Side-by-side benchmark comparison across knowledge, coding, math, and reasoning.
DeepSeek LLM 2.0 is clearly ahead on the aggregate, 70 to 31. The gap is large enough that you do not need to squint at the spreadsheet to see the difference.
GPT-5 nano is the reasoning model in the pair, while DeepSeek LLM 2.0 is not. That usually helps on harder chain-of-thought-heavy tests, but it can also mean more latency and more token spend in real use. GPT-5 nano gives you the larger context window at 400K, compared with 128K for DeepSeek LLM 2.0.
Pick DeepSeek LLM 2.0 if you want the stronger benchmark profile.

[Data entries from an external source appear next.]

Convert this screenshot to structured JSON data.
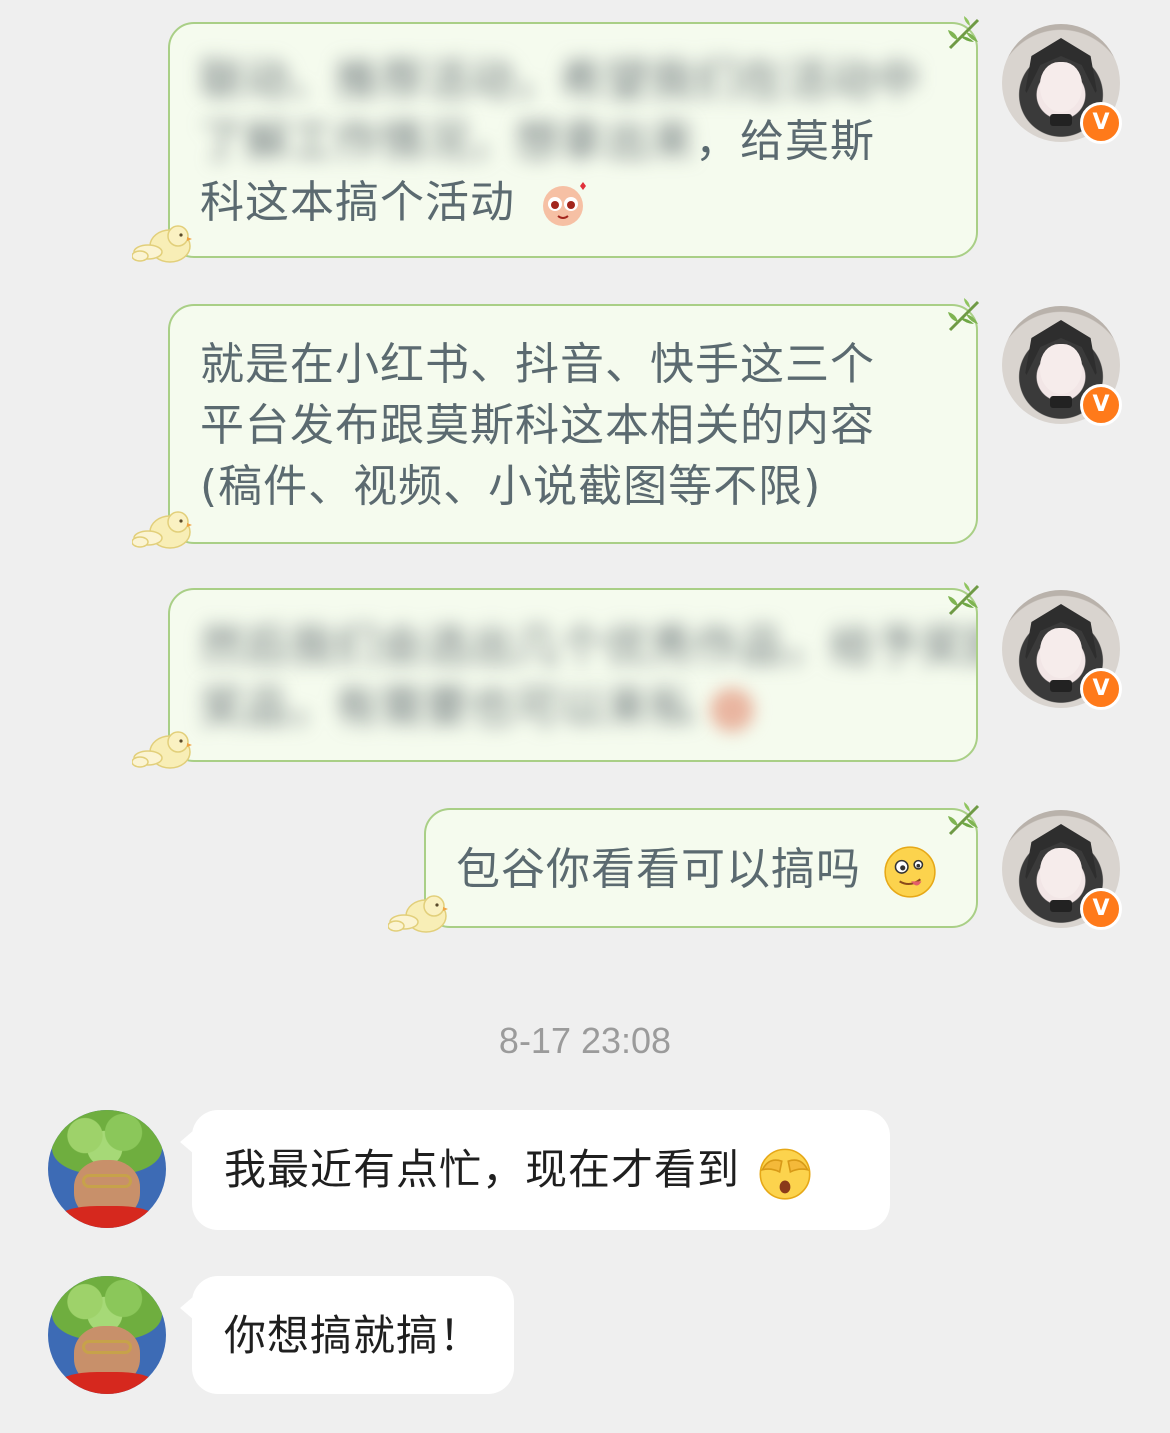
{
  "messages": [
    {
      "id": "m1",
      "side": "outgoing",
      "blurred_line1": "联动、推荐活动，希望我们在活动中",
      "blurred_line2_prefix": "了解工作情况，想拿出来",
      "line2_suffix": "，给莫斯",
      "line3": "科这本搞个活动",
      "emoji": "blush-sticker"
    },
    {
      "id": "m2",
      "side": "outgoing",
      "lines": [
        "就是在小红书、抖音、快手这三个",
        "平台发布跟莫斯科这本相关的内容",
        "(稿件、视频、小说截图等不限)"
      ]
    },
    {
      "id": "m3",
      "side": "outgoing",
      "blurred_line1": "然后我们会选出几个优秀作品，给予奖励",
      "blurred_line2": "奖品，有需要也可以来私"
    },
    {
      "id": "m4",
      "side": "outgoing",
      "text": "包谷你看看可以搞吗",
      "emoji": "tongue-out-emoji"
    }
  ],
  "timestamp": "8-17 23:08",
  "replies": [
    {
      "id": "r1",
      "text": "我最近有点忙，现在才看到",
      "emoji": "see-no-evil-emoji"
    },
    {
      "id": "r2",
      "text": "你想搞就搞！"
    }
  ],
  "badge": {
    "letter": "V",
    "color": "#ff7a1a"
  },
  "colors": {
    "background": "#efefef",
    "outgoing_bubble": "#f5fbee",
    "outgoing_border": "#a9cf86",
    "incoming_bubble": "#ffffff"
  }
}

GPT-5 nano only becomes the better choice if knowledge is the priority or you need the larger 400K context window.
DeepSeek LLM 2.0
65.2
GPT-5 nano
71.2
DeepSeek LLM 2.0
79.5
GPT-5 nano
85.2
DeepSeek LLM 2.0 is ahead overall, 70 to 31. The biggest single separator in this matchup is GPQA, where the scores are 78 and 71.2.
GPT-5 nano has the edge for knowledge tasks in this comparison, averaging 71.2 versus 65.2. Inside this category, GPQA is the benchmark that creates the most daylight between them.
GPT-5 nano has the edge for math in this comparison, averaging 85.2 versus 79.5. Inside this category, AIME 2025 is the benchmark that creates the most daylight between them.